When we continued to talk it became apparent the root of this behavior came from a need to have beauty affirmed. It became easy to find fulfillment in words shared that she had never heard before. But acknowledgement of this fact came long before the allowance of letting someone in to her shameful secret. She knew it was wrong. She knew this wasn’t the best for her life. Sin kept from light continues to keep us in darkness.
So when she started to confess the moments of weakness, the conversations that went too far, the things she said that she regretted, she gritted her teeth as she opened up to the women she trusted. One by one she told the story to those she knew loved her heart for what it was, regardless of the beauty or ugly found there.
Telling these women and asking for them to keep her in check, accountability as some may call it, was daunting and intense. I mean who really wants to cut yourself open to let someone see your mess, only to hope that they’ll love you in spite of it? But the beauty of accountability within the context of Grace is the “me too” moment. When you move from alone in your shame to safety in community.
But what she had learned in the middle of all of this, was to not keep her story to herself. If only there had been someone to tell her that she didn’t need these guys to tell her she was wanted and beautiful. She didn’t have the Church to tell her that at unmarried and closer to thirty than twenty, she would find herself in the middle of the night wrestling with things she wasn’t prepared for. That she would have to redefine purity and find out what it meant for her in the center of her loneliness and ache. That the voice who told her there were no consequences to her actions because text messages could be erased, clearly left the small bit about permanent heart wounds out.

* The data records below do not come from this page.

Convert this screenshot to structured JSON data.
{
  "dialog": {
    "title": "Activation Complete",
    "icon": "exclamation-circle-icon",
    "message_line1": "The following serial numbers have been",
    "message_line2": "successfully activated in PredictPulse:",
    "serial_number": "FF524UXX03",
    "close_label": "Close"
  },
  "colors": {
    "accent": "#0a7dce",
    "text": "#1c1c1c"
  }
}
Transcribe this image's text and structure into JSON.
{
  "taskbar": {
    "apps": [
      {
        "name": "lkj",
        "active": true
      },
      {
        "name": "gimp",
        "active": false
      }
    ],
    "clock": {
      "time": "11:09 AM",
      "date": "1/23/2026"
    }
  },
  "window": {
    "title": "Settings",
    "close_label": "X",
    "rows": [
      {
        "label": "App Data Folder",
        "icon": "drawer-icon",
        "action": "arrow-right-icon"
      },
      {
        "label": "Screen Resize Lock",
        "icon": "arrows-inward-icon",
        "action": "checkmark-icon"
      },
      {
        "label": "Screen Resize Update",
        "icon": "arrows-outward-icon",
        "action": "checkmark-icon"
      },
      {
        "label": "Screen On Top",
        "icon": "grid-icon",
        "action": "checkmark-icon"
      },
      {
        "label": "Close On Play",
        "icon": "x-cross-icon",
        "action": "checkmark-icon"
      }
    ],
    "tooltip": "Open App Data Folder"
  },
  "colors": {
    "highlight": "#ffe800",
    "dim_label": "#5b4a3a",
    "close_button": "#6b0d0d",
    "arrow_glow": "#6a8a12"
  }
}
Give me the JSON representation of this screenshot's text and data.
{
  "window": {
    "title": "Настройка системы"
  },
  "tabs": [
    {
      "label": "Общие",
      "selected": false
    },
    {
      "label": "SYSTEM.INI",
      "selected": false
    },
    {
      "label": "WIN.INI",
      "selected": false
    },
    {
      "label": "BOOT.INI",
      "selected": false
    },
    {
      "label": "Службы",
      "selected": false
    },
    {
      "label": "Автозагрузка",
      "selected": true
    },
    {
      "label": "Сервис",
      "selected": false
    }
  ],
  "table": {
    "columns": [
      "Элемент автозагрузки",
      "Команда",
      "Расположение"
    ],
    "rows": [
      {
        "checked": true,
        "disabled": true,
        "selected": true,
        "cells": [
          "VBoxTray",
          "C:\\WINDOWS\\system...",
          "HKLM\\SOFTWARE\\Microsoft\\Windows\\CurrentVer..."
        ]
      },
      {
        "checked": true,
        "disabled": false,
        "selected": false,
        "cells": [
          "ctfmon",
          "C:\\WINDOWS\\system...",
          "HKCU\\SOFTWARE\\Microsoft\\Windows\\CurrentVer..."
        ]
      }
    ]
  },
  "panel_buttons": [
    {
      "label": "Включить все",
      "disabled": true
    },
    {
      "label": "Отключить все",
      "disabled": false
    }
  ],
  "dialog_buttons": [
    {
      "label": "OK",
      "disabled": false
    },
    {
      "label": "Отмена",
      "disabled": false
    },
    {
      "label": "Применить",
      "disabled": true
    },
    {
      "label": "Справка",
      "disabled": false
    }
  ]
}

There can be healing in telling your story. For the betterment of those who are behind you to know truth from lies and reality from fantasy. Because maybe, if someone had told her those things years ago, her battle would have been over before it began.
As I listen to her story, the feelings of shame and guilt for things done in secret make up a melody that sounds oddly familiar to my own sad song. And my lips whisper, “me too.”